Modes of Ice Nucleation

Ice is formed in clouds either by homogeneous freezing of water and solution droplets at temperatures below about -35°C or by heterogeneous ice nucleation processes induced by insoluble aerosol particles. The rates of ice formation in supercooled water is formulated in the so-called classical nucleation theory (see e.g. Pruppacher and Klett, 1997, or Jeffery and Austin, 1997). Different approaches have been developped to relate the homogeneous freezing rates of solution droplets to those of the pure water phase (Sassen and Dodd, 1988; Koop et al., 2000).

Heterogeneous ice nucleation is induced by so-called ice nuclei (IN), a subset of  (insoluble) aerosol particles which nucleate ice under certain conditions of supercooling between 0 and -35°C or ice supersaturation at temperatures below 0°C.

According to the definition by the Committee on Nucleation and Atmospheric Aerosols (Vali, 1985), one can distinguish different heterogeneous ice nucleation modes.
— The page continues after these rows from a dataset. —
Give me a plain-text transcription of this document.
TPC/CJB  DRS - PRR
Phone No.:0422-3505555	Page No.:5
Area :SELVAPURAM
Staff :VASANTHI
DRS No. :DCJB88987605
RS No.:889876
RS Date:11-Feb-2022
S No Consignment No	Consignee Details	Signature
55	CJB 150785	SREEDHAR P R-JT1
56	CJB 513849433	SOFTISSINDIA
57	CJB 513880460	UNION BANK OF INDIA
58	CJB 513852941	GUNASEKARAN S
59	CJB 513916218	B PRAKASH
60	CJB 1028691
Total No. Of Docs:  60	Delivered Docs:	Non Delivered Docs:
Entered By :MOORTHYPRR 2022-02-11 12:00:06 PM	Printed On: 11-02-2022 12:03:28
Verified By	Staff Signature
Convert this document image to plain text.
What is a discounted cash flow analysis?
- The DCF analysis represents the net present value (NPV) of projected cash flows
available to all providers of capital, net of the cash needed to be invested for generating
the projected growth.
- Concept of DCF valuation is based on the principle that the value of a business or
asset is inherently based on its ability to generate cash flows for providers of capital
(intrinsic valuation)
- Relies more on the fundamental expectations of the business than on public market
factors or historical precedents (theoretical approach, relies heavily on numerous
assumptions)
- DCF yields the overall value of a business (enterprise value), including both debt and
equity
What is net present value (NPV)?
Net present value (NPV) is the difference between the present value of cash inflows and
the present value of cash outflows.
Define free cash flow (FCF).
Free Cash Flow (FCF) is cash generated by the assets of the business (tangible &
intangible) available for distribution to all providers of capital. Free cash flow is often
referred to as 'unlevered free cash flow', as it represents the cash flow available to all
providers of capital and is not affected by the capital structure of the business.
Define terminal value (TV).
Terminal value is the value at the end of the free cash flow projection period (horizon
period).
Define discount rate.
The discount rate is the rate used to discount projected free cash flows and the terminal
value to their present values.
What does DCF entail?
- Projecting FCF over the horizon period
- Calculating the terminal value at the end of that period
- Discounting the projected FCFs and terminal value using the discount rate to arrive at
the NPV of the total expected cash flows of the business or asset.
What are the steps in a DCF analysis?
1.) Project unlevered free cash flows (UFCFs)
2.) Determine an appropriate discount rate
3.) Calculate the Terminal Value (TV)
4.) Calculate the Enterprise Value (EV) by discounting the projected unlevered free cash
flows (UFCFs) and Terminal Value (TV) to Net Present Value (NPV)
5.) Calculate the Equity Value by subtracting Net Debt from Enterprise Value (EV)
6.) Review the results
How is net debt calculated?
The basic distinction is made whether water nucleates ice from the vapour or the (supercooled) liquid phase:

  • Deposition nucleation is the formation of ice in an ice supersaturated vapour environment
  • Freezing nucleation is the formation of ice in a supercooled liquid environment.

Further distinction is made between the following freezing nucleation modes:

  • Immersion freezing is induced by a particle immersed in the body of supercooled water.
  • Condensation freezing is similar to immersion freezing, but occures when a particle acts as cloud condensation nucleus (CCN) and immediately induces freezing of the water condensate.
  • Contact freezing is induced by a particle upon contact with the supercooled liquid water phase.

 

References:

Jeffery, C. A., and P. H. Austin (1997), Homogeneous nucleation of supercooled water: Results from a new equation of state, J Geophys Res-Atmos, 102, 25269-25279.

Koop, T., B. P. Luo, A. Tsias, and T. Peter (2000), Water activity as the determinant for homogeneous ice nucleation in aqueous solutions, Nature, 406, 611-614.

Pruppacher, H. R., and J. D. Klett (1997), Microphysics of clouds and precipitation, Kluwer Academic Publishers, Dordrecht, The Netherlands.

Sassen, K., and G. C. Dodd (1988), Homogeneous Nucleation Rate for Highly Supercooled Cirrus Cloud Droplets, Journal of the Atmospheric Sciences, 45, 1357-1369.

Vali, G. (1985), Nucleation Terminology, Bull. Am. Meteorol. Soc., 66, 1426–1427.